A partir da análise dos discursos foram construídas duas categorias temáticas, cada uma com três subcategorias. Para melhor entendimento dessas, foram selecionados excertos que visam a representar e caracterizar os achados encontrados.

 

Categoria 1: Concepção do gestor sobre alimentação saudável.

1.1-Subcategoria: Entendimento sobre alimentação saudável.

1.2- Subcategoria: Entendimento sobre promoção de saúde.

1.3- Subcategoria: Orientação aos pais e estudantes sobre alimentação saudável.

 

Categoria 2: Entendimento e operacionalização da Política Nacional de Alimentação e Nutrição.

2.1- Subcategoria: Orientação do cardápio

2.2- Subcategoria: Existência de parceria entre Unidade de Saúde e Escola

2.3 - Subcategoria: Conhecimento sobre PNAN, PNAE e PSE

 

As categorias são apresentadas a seguir:

Esse estudo dialoga, a partir da fala dos atores entrevistados, como as Políticas e Programas voltados para alimentação são aplicados nas escolas municipais de educação infantil.

A importância da percepção da alimentação saudável como promoção de saúde.

 

“É não comer gordura, é ter uma alimentação mais de vegetais, muita fruta, e menos massa” (D2).

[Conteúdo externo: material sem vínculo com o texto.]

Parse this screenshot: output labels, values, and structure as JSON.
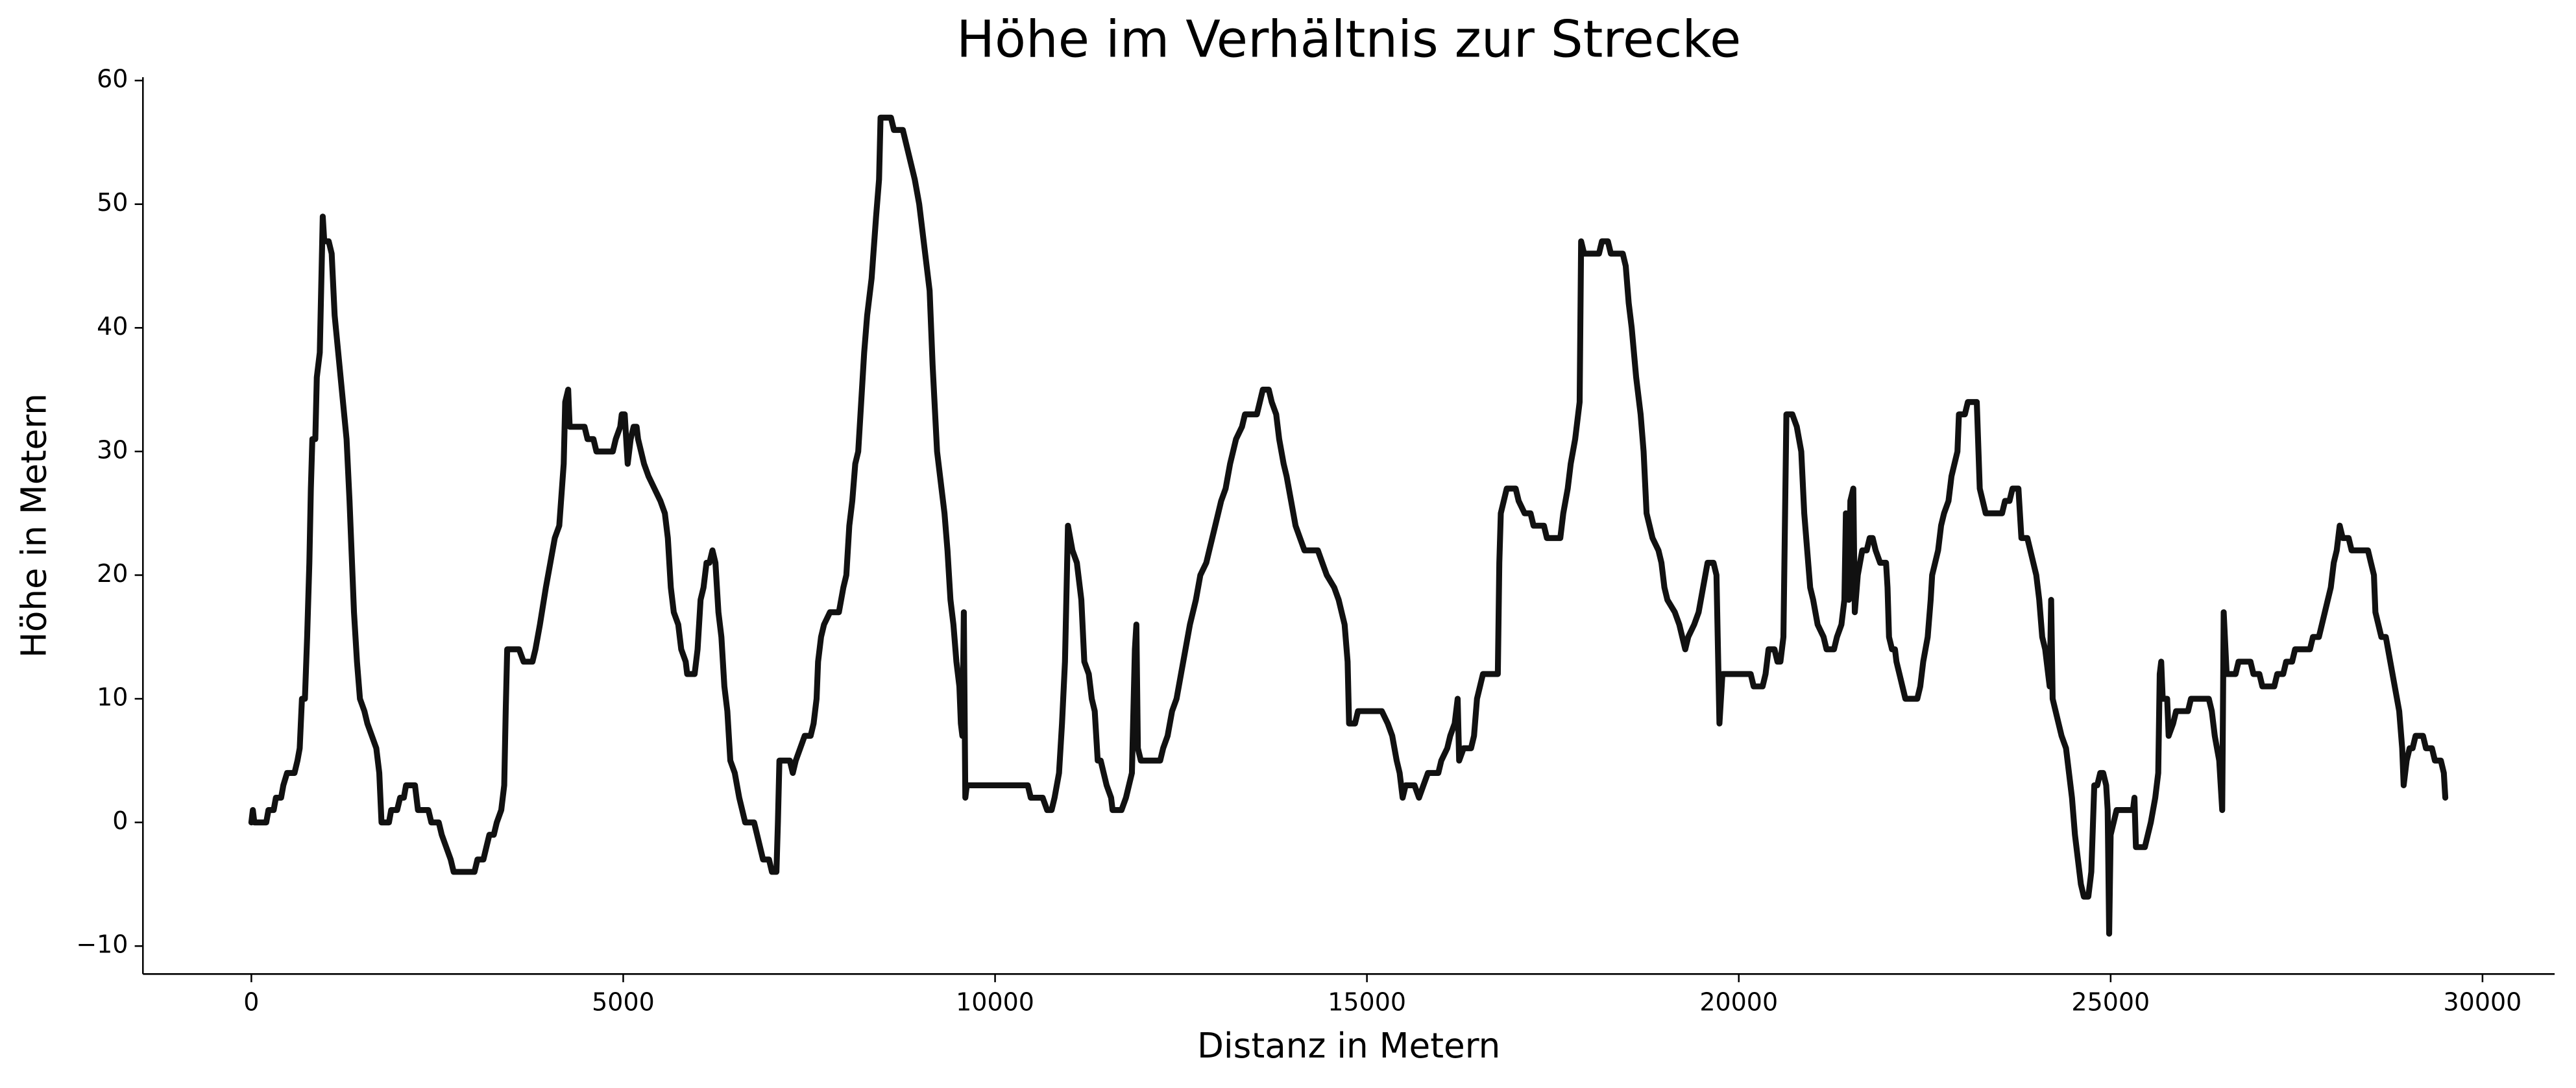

“Ações direcionadas pelo poder público ou de iniciativa pessoal que fomentem a uma prática, seja ela esportiva ou estilo de vida saudável, onde é preciso entender o contexto de como os alimentos são produzidos e o que rege toda a demanda do processo” (CP1).

“Promover saúde pra mim é justamente esse trabalho que é feito com a saúde, esse trabalho de conscientização, que a escola também faz, de certa forma, porque a gente tem uma parceria com a Unidade de Saúde, deveria ser maior, mas a gente tem essa parceria, inclusive aqui na escola a gente já promoveu algumas palestras, com a questão da alimentação” (D13).

 “Seria através de projetos, campanhas dos órgãos públicos, seriam parcerias das Universidades, da sociedade em geral” (D5).          

 

Ao serem questionados sobre a existência de orientação sobre alimentação saudável para os alunos, muitos gestores afirmaram que essa orientação é realizada pelos professores nas salas de aula, uma vez que o tema está presente no currículo escolar:

 

“Os professores orientam, porque dentro do cronograma tem pra eles orientarem” (CP3).

 

A aplicação da Política Nacional de Alimentação e Nutrição em escolas

 

 “É oferecida de acordo com o cardápio que a gente tem. E é uma alimentação que a gente busca seguir os padrões que é apresentado pela nutricionista que eles dizem que é favorável a saúde a aprendizagem do aluno” (D16).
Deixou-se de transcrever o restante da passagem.